進化は予測不能なものと思われがちですが、実はそうでもないかもしれません。研究者たちは、遠く離れた関係にある蝶と蛾が、120百万年以上にわたり同じ遺伝子のペアを再利用して、似たような警告色を生み出していることを発見しました。この発見は、進化が予想以上に決まったパターンに従う可能性を示唆しています。
この研究が行われた背景には、進化がどのようにして多様な形質を生み出すのかという疑問があります。特に、異なる種が似たような形質を持つ現象(収斂進化)がどのように起こるのかが長年の課題でした。

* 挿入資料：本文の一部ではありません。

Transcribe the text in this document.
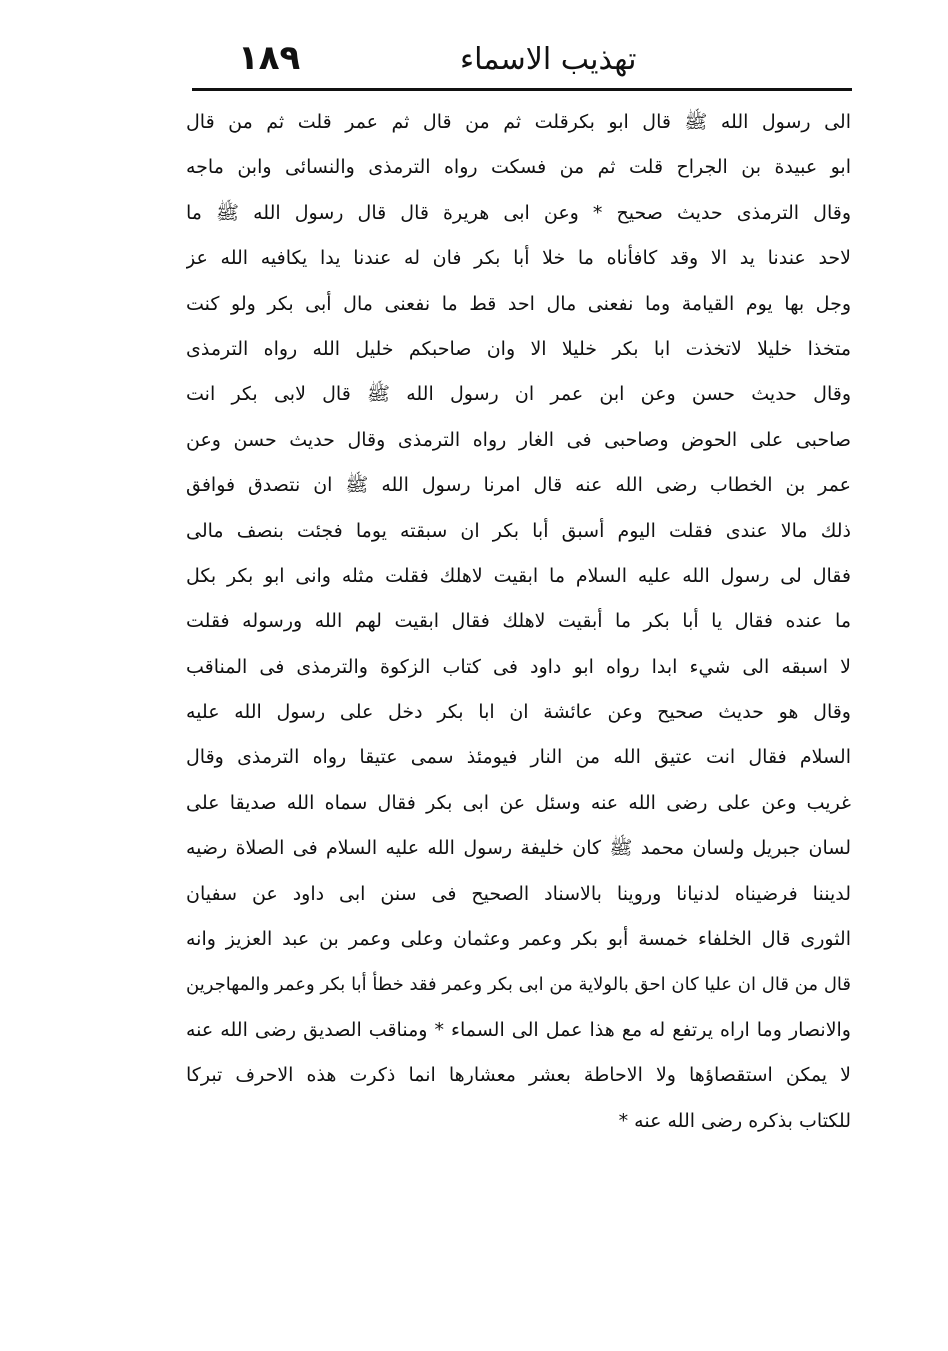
١٨٩	تهذيب الاسماء
الى رسول الله ﷺ قال ابو بكرقلت ثم من قال ثم عمر قلت ثم من قال
ابو عبيدة بن الجراح قلت ثم من فسكت رواه الترمذى والنسائى وابن ماجه
وقال الترمذى حديث صحيح * وعن ابى هريرة قال قال رسول الله ﷺ ما
لاحد عندنا يد الا وقد كافأناه ما خلا أبا بكر فان له عندنا يدا يكافيه الله عز
وجل بها يوم القيامة وما نفعنى مال احد قط ما نفعنى مال أبى بكر ولو كنت
متخذا خليلا لاتخذت ابا بكر خليلا الا وان صاحبكم خليل الله رواه الترمذى
وقال حديث حسن وعن ابن عمر ان رسول الله ﷺ قال لابى بكر انت
صاحبى على الحوض وصاحبى فى الغار رواه الترمذى وقال حديث حسن وعن
عمر بن الخطاب رضى الله عنه قال امرنا رسول الله ﷺ ان نتصدق فوافق
ذلك مالا عندى فقلت اليوم أسبق أبا بكر ان سبقته يوما فجئت بنصف مالى
فقال لى رسول الله عليه السلام ما ابقيت لاهلك فقلت مثله وانى ابو بكر بكل
ما عنده فقال يا أبا بكر ما أبقيت لاهلك فقال ابقيت لهم الله ورسوله فقلت
لا اسبقه الى شيء ابدا رواه ابو داود فى كتاب الزكوة والترمذى فى المناقب
وقال هو حديث صحيح وعن عائشة ان ابا بكر دخل على رسول الله عليه
السلام فقال انت عتيق الله من النار فيومئذ سمى عتيقا رواه الترمذى وقال
غريب وعن على رضى الله عنه وسئل عن ابى بكر فقال سماه الله صديقا على
لسان جبريل ولسان محمد ﷺ كان خليفة رسول الله عليه السلام فى الصلاة رضيه
لديننا فرضيناه لدنيانا وروينا بالاسناد الصحيح فى سنن ابى داود عن سفيان
الثورى قال الخلفاء خمسة أبو بكر وعمر وعثمان وعلى وعمر بن عبد العزيز وانه
قال من قال ان عليا كان احق بالولاية من ابى بكر وعمر فقد خطأ أبا بكر وعمر والمهاجرين
والانصار وما اراه يرتفع له مع هذا عمل الى السماء * ومناقب الصديق رضى الله عنه
لا يمكن استقصاؤها ولا الاحاطة بعشر معشارها انما ذكرت هذه الاحرف تبركا
للكتاب بذكره رضى الله عنه *
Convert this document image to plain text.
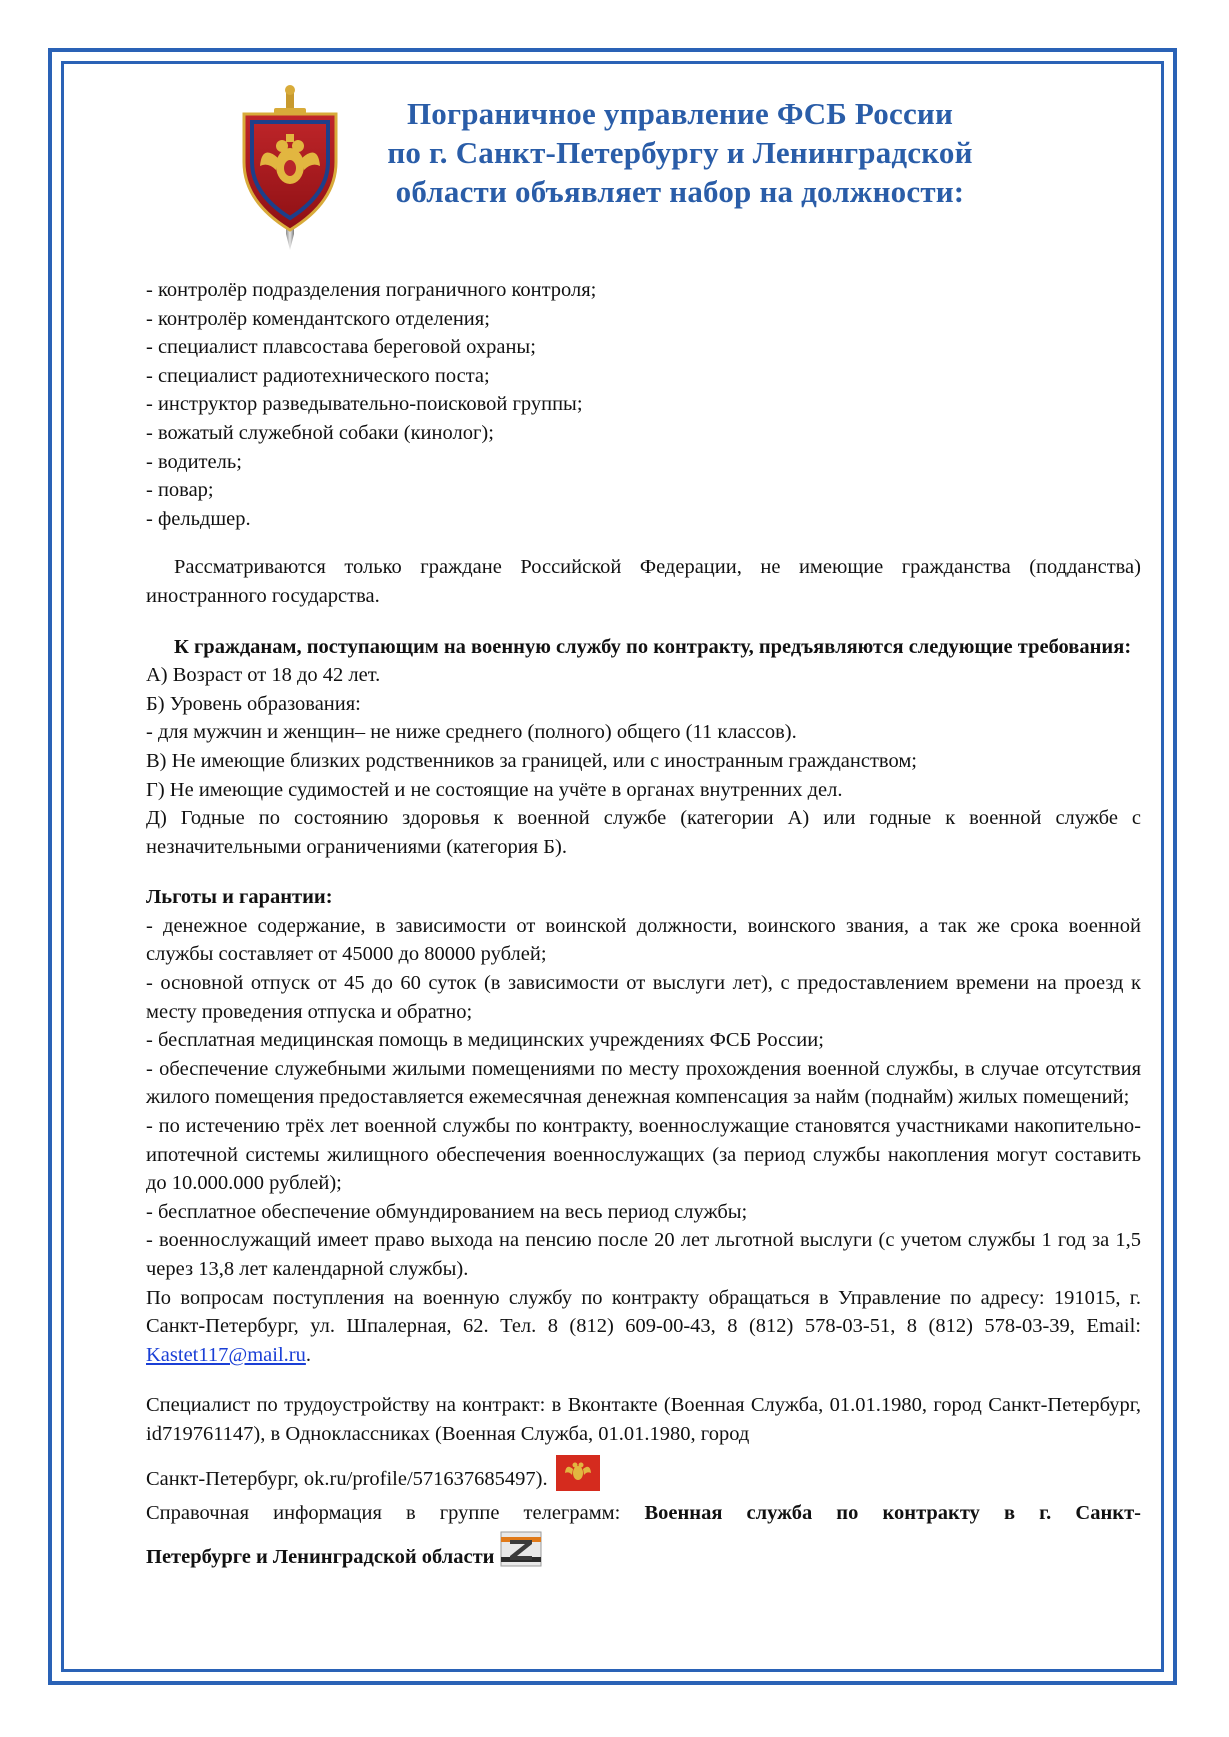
Пограничное управление ФСБ России
по г. Санкт-Петербургу и Ленинградской
области объявляет набор на должности:
- контролёр подразделения пограничного контроля;
- контролёр комендантского отделения;
- специалист плавсостава береговой охраны;
- специалист радиотехнического поста;
- инструктор разведывательно-поисковой группы;
- вожатый служебной собаки (кинолог);
- водитель;
- повар;
- фельдшер.

Рассматриваются только граждане Российской Федерации, не имеющие гражданства (подданства) иностранного государства.

К гражданам, поступающим на военную службу по контракту, предъявляются следующие требования:

А) Возраст от 18 до 42 лет.
Б) Уровень образования:
- для мужчин и женщин– не ниже среднего (полного) общего (11 классов).
В) Не имеющие близких родственников за границей, или с иностранным гражданством;
Г) Не имеющие судимостей и не состоящие на учёте в органах внутренних дел.
Д) Годные по состоянию здоровья к военной службе (категории А) или годные к военной службе с незначительными ограничениями (категория Б).

Льготы и гарантии:

- денежное содержание, в зависимости от воинской должности, воинского звания, а так же срока военной службы составляет от 45000 до 80000 рублей;
- основной отпуск от 45 до 60 суток (в зависимости от выслуги лет), с предоставлением времени на проезд к месту проведения отпуска и обратно;
- бесплатная медицинская помощь в медицинских учреждениях ФСБ России;
- обеспечение служебными жилыми помещениями по месту прохождения военной службы, в случае отсутствия жилого помещения предоставляется ежемесячная денежная компенсация за найм (поднайм) жилых помещений;
- по истечению трёх лет военной службы по контракту, военнослужащие становятся участниками накопительно-ипотечной системы жилищного обеспечения военнослужащих (за период службы накопления могут составить до 10.000.000 рублей);
- бесплатное обеспечение обмундированием на весь период службы;
- военнослужащий имеет право выхода на пенсию после 20 лет льготной выслуги (с учетом службы 1 год за 1,5 через 13,8 лет календарной службы).

По вопросам поступления на военную службу по контракту обращаться в Управление по адресу: 191015, г. Санкт-Петербург, ул. Шпалерная, 62. Тел. 8 (812) 609-00-43, 8 (812) 578-03-51, 8 (812) 578-03-39, Email: Kastet117@mail.ru.

Специалист по трудоустройству на контракт: в Вконтакте (Военная Служба, 01.01.1980, город Санкт-Петербург, id719761147), в Одноклассниках (Военная Служба, 01.01.1980, город

Санкт-Петербург, ok.ru/profile/571637685497).
Справочная информация в группе телеграмм: Военная служба по контракту в г. Санкт-
Петербурге и Ленинградской области
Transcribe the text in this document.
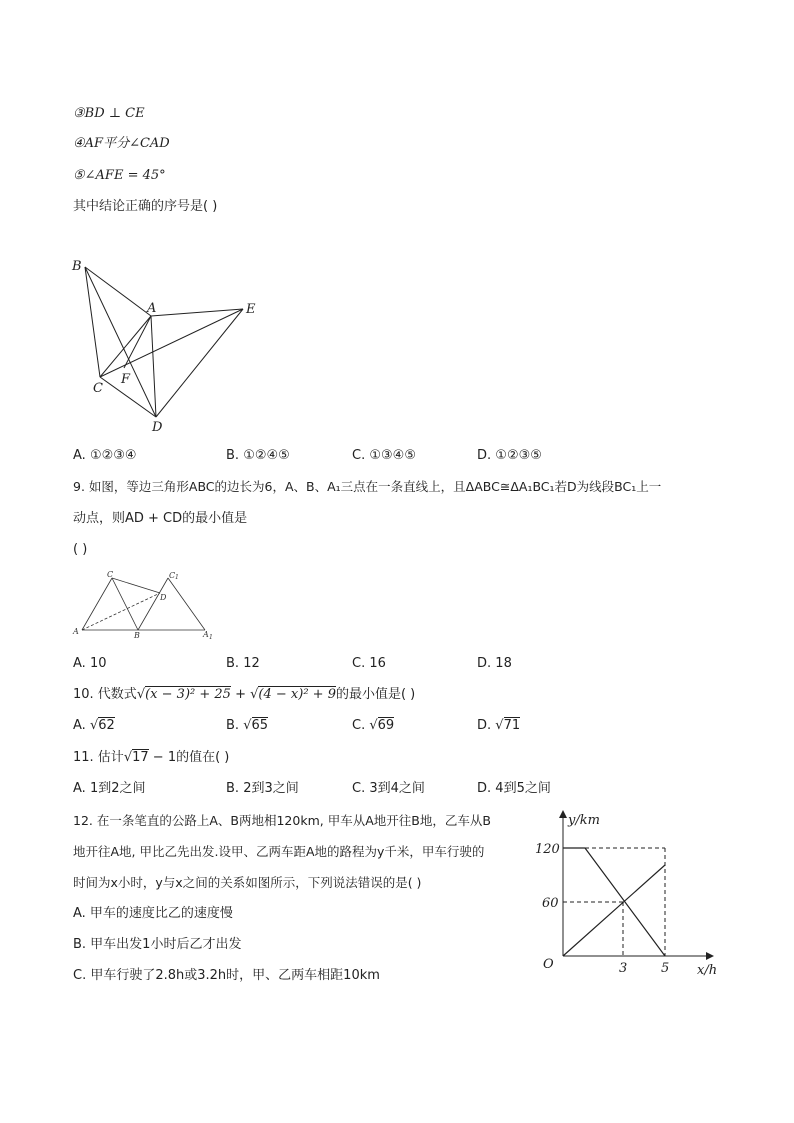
③BD ⊥ CE
④AF平分∠CAD
⑤∠AFE = 45°
其中结论正确的序号是( )
B
A	E
C
F
D
A. ①②③④	B. ①②④⑤	C. ①③④⑤	D. ①②③⑤
9. 如图，等边三角形ABC的边长为6，A、B、A₁三点在一条直线上，且ΔABC≅ΔA₁BC₁若D为线段BC₁上一
动点，则AD + CD的最小值是
( )
C	C 1
D
A	B	A 1
A. 10	B. 12	C. 16	D. 18
10. 代数式√(x − 3)² + 25 + √(4 − x)² + 9的最小值是( )
A. √62	B. √65	C. √69	D. √71
11. 估计√17 − 1的值在( )
A. 1到2之间	B. 2到3之间	C. 3到4之间	D. 4到5之间
12. 在一条笔直的公路上A、B两地相120km, 甲车从A地开往B地，乙车从B
地开往A地, 甲比乙先出发.设甲、乙两车距A地的路程为y千米，甲车行驶的
时间为x小时，y与x之间的关系如图所示，下列说法错误的是( )
A. 甲车的速度比乙的速度慢
B. 甲车出发1小时后乙才出发
C. 甲车行驶了2.8h或3.2h时，甲、乙两车相距10km
y/km
x/h
O
120
60
3	5
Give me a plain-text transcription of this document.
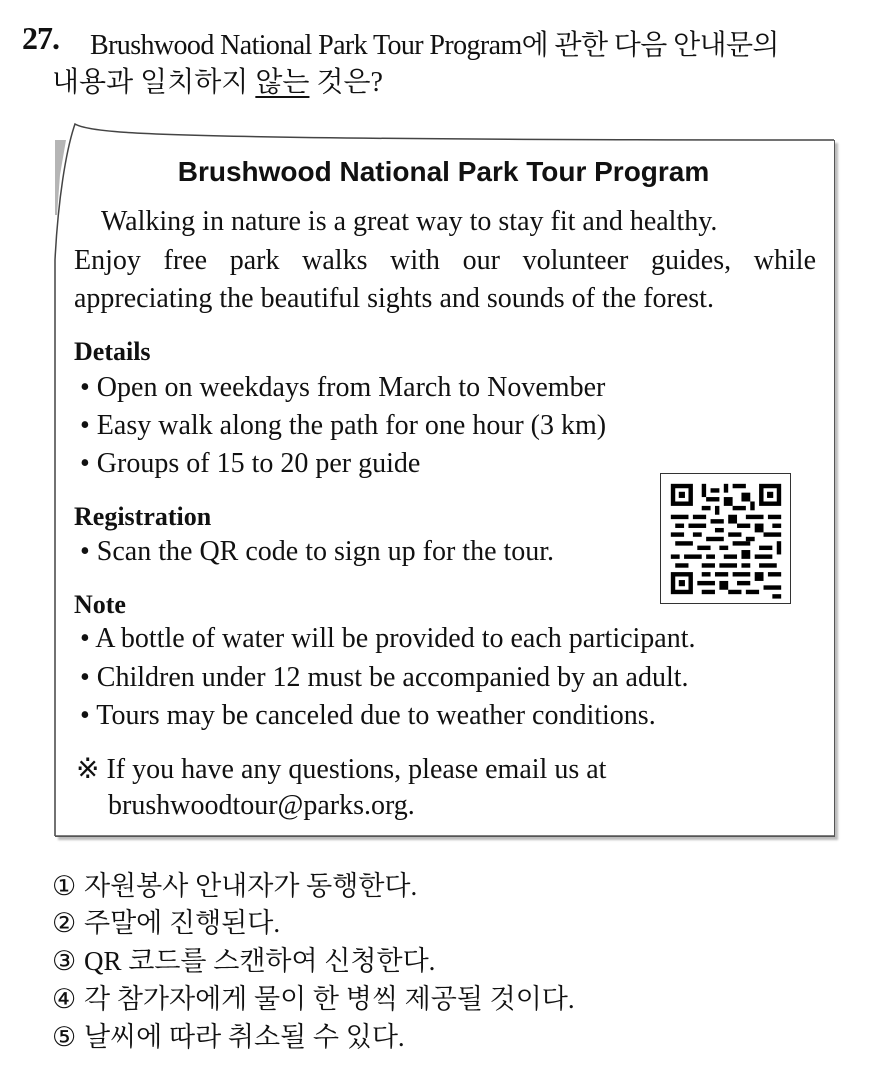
27. Brushwood National Park Tour Program에 관한 다음 안내문의
내용과 일치하지 않는 것은?
Brushwood National Park Tour Program
Walking in nature is a great way to stay fit and healthy.
Enjoy free park walks with our volunteer guides, while
appreciating the beautiful sights and sounds of the forest.
Details
• Open on weekdays from March to November
• Easy walk along the path for one hour (3 km)
• Groups of 15 to 20 per guide
Registration
• Scan the QR code to sign up for the tour.
Note
• A bottle of water will be provided to each participant.
• Children under 12 must be accompanied by an adult.
• Tours may be canceled due to weather conditions.
※ If you have any questions, please email us at
brushwoodtour@parks.org.
① 자원봉사 안내자가 동행한다.
② 주말에 진행된다.
③ QR 코드를 스캔하여 신청한다.
④ 각 참가자에게 물이 한 병씩 제공될 것이다.
⑤ 날씨에 따라 취소될 수 있다.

研究者たちは、蝶と蛾の警告色に関わる遺伝子を調査しました。その結果、遺伝子そのものを変えるのではなく、それらの遺伝子のオンオフの切り替え方を進化が変えていることがわかりました。具体的には、同じ遺伝子のペアが120百万年以上にわたって再利用され、似たような警告色を生み出していることが確認されました。
この発見は、進化が予測可能なパターンに従う可能性を示しています。つまり、生命が進化する方法は、私たちが考えていたよりも予測可能であるかもしれません。これにより、進化の過程をより深く理解する手がかりとなるでしょう。
今後の研究では、他の生物でも同様の遺伝子再利用が見られるかどうかが注目されます。また、進化の予測可能性についてのさらなる研究が期待されています。